Planète Végétal, producteur indépendant français de carottes, donne ainsi «en votre nom» 2 kg de légumes aux Restos du Cœur pour un «clic». Une opération qui «s’inscrit dans un partenariat de longue durée puisque nous travaillons depuis une dizaine d’années avec la locale des Restos du Coeur en Gironde et depuis la campagne de 2008-2009 au niveau national», souligne Bertrand Cuisse, à l’origine du partenariat.

Une «opération citoyenne de solidarité» qui permet aussi à l’entreprise de gagner en visibilité. Planète Végétal fait peu de publicité et «préfère mettre en oeuvre de l’argent pour financer les 150 tonnes de légumes donnés aux Restos du Cœur -110 tonnes de légumes données par l'entreprise en direct auxquels s'ajoutent 40 tonnes supplémentaires dès que les 20.000 clics sont atteints», souligne Bertrand Cuisse.

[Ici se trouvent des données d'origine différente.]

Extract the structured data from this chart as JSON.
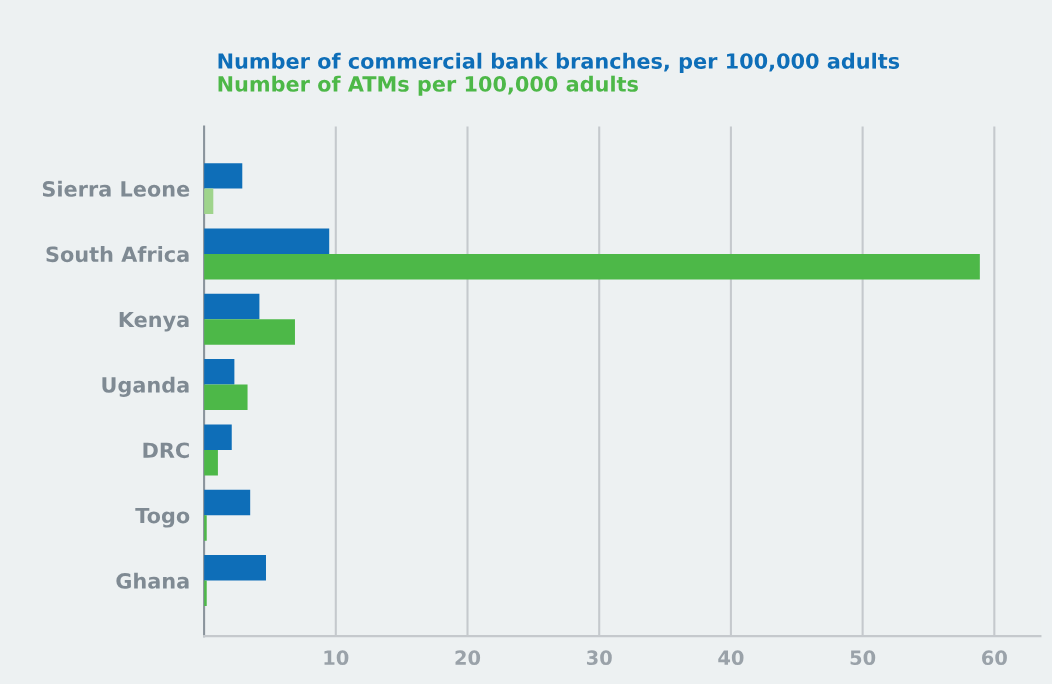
{
  "chart_data": {
    "type": "bar",
    "orientation": "horizontal",
    "categories": [
      "Sierra Leone",
      "South Africa",
      "Kenya",
      "Uganda",
      "DRC",
      "Togo",
      "Ghana"
    ],
    "series": [
      {
        "name": "Number of commercial bank branches, per 100,000 adults",
        "color": "#0e6eb8",
        "values": [
          2.9,
          9.5,
          4.2,
          2.3,
          2.1,
          3.5,
          4.7
        ]
      },
      {
        "name": "Number of ATMs per 100,000 adults",
        "color": "#4db848",
        "colors": [
          "#9fd48c",
          "#4db848",
          "#4db848",
          "#4db848",
          "#4db848",
          "#4db848",
          "#4db848"
        ],
        "values": [
          0.7,
          58.9,
          6.9,
          3.3,
          1.05,
          0.2,
          0.2
        ]
      }
    ],
    "xlim": [
      0,
      63.5
    ],
    "xticks": [
      10,
      20,
      30,
      40,
      50,
      60
    ],
    "grid": "x",
    "legend": "top left"
  }
}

De plus, ce type de communication suppose une exposition de l’entreprise beaucoup plus bénéfique en termes qualitatifs. «Les consommateurs sont tout le temps soumis à la publicité, une sollicitation pour laquelle ils ne sont pas demandeurs, et qui ne leur apporte rien, analyse Alain Caussieu. Avec les opérations de clic solidaire, nous remettons la publicité au service du consommateur, il en retire un bénéfice puisqu’il fait une bonne action, et la publicité est mieux perçue, donc il y a un intérêt pour l’entreprise». Ces dernières peuvent ainsi communiquer sur leurs valeurs -solidarité, humanité, …- et être ainsi mieux perçues par les consommateurs. «Grâce aux likes, les entreprises voient le nombre de personnes qui partagent leurs valeurs, et peuvent faire naître sur ces bases une véritable communauté.» Un premier pas vers la fidélisation du client.